Michael Stauder, M.D., a second-year resident in internal medicine

M&M is the best conference the Department of Medicine has. It allows you to reason through a case through the minds of many different attendings from many different specialties, taking in the best of what they have to say to optimize future care and medical decision-making.

Clifford Miles, M.D., a third-year resident in internal medicine

Our M&M conferences give the housestaff a chance to hear attendings reason out loud and contest each other's conclusions. Preparing our own presentation also allows us to think critically about a patient's entire course.

Peter Mogielnicki, M.D., a professor of medicine and former chief of medicine at the White River VA

The M&M conferences are extremely useful. The ones held at the VA are similar to the M&Ms at DHMC, but because they are smaller (attendance is about 50), they are a bit more intimate, and the discussion can at times be extremely frank and heated.

Sharon Johnston, a fourth-year medical student

One of the events that had a strong impact on me during my four years at DMS was an M&M at the VA. The case presented was a very difficult one involving end-of-life care and tough decisions made by the medical team. The attending physician began to cry during the presentation. As a student, I was horrified at seeing a physician cry. Then an other physician stood up and said he was sorry to the other physician—sorry for letting her down. He reminded us that we have one of the toughest jobs and we must support each other every day, especially when a colleague is having a difficult time. A lot can be learned at M&M—much more than the differential diagnosis and pathophysiology.

James Bernat, M.D., a professor of medicine (neurology)

[The most surprising thing about M&Ms], other than autopsy findings sometimes disclosing diagnoses not considered clinically, are those cases in which the total hospital and physician bill is presented. This is a useful reminder to us how expensive medical care is today.

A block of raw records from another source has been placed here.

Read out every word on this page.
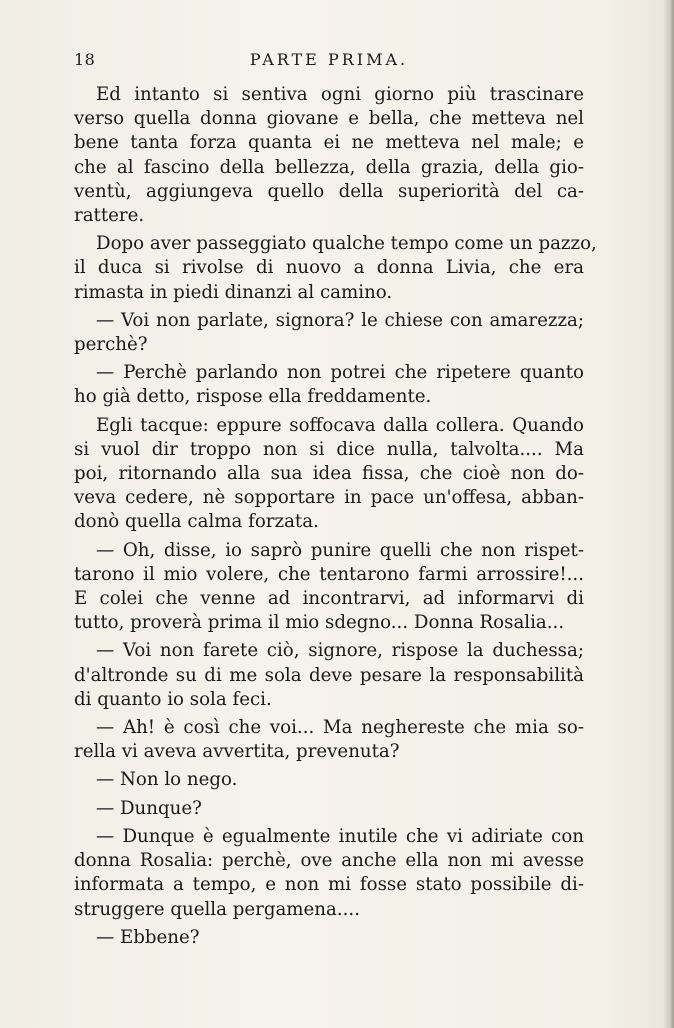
18	PARTE PRIMA.

Ed intanto si sentiva ogni giorno più trascinare
verso quella donna giovane e bella, che metteva nel
bene tanta forza quanta ei ne metteva nel male; e
che al fascino della bellezza, della grazia, della gio-
ventù, aggiungeva quello della superiorità del ca-
rattere.

Dopo aver passeggiato qualche tempo come un pazzo,
il duca si rivolse di nuovo a donna Livia, che era
rimasta in piedi dinanzi al camino.

— Voi non parlate, signora? le chiese con amarezza;
perchè?

— Perchè parlando non potrei che ripetere quanto
ho già detto, rispose ella freddamente.

Egli tacque: eppure soffocava dalla collera. Quando
si vuol dir troppo non si dice nulla, talvolta.... Ma
poi, ritornando alla sua idea fissa, che cioè non do-
veva cedere, nè sopportare in pace un'offesa, abban-
donò quella calma forzata.

— Oh, disse, io saprò punire quelli che non rispet-
tarono il mio volere, che tentarono farmi arrossire!...
E colei che venne ad incontrarvi, ad informarvi di
tutto, proverà prima il mio sdegno... Donna Rosalia...

— Voi non farete ciò, signore, rispose la duchessa;
d'altronde su di me sola deve pesare la responsabilità
di quanto io sola feci.

— Ah! è così che voi... Ma neghereste che mia so-
rella vi aveva avvertita, prevenuta?

— Non lo nego.

— Dunque?

— Dunque è egualmente inutile che vi adiriate con
donna Rosalia: perchè, ove anche ella non mi avesse
informata a tempo, e non mi fosse stato possibile di-
struggere quella pergamena....

— Ebbene?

Lin Brown, M.D., an associate professor of medicine (rheumatology)

The cases are usually unusual or have a twist, but there is always an effort to discuss general principles that are useful every day—the value of tests, the value of hindsight, tips on dealing with patients, reminders of diagnoses and how they are evaluated and treated.

Bethany Lovejoy, a third-year medical student

I enjoy hearing about input, new differential diagnoses, treatment options from representatives of infectious disease, pulmonary, etc. Their comments add ideas and insight not considered during the patient's actual hospital course.

Mary Margaret Andrews, M.D., an assistant professor of medicine (infectious disease)

AT DHMC, there's a collegial spirit of discussion. At other places, it's more like criticism when there's a disagreement.

Peter Spiegel, M.D., the chair and a professor of radiology

[At M&Ms during his residency in Boston], the residents were very much on the firing line. The atmosphere in Boston was more confrontational then. What's nice about DHMC is we're not a confrontational institution. We have a better learning atmosphere— you don't feel you're being set up.

Laura Carter is the associate editor of Dartmouth Medicine magazine. Some of the identifying details in this account have been changed in order to ensure patient confidentiality.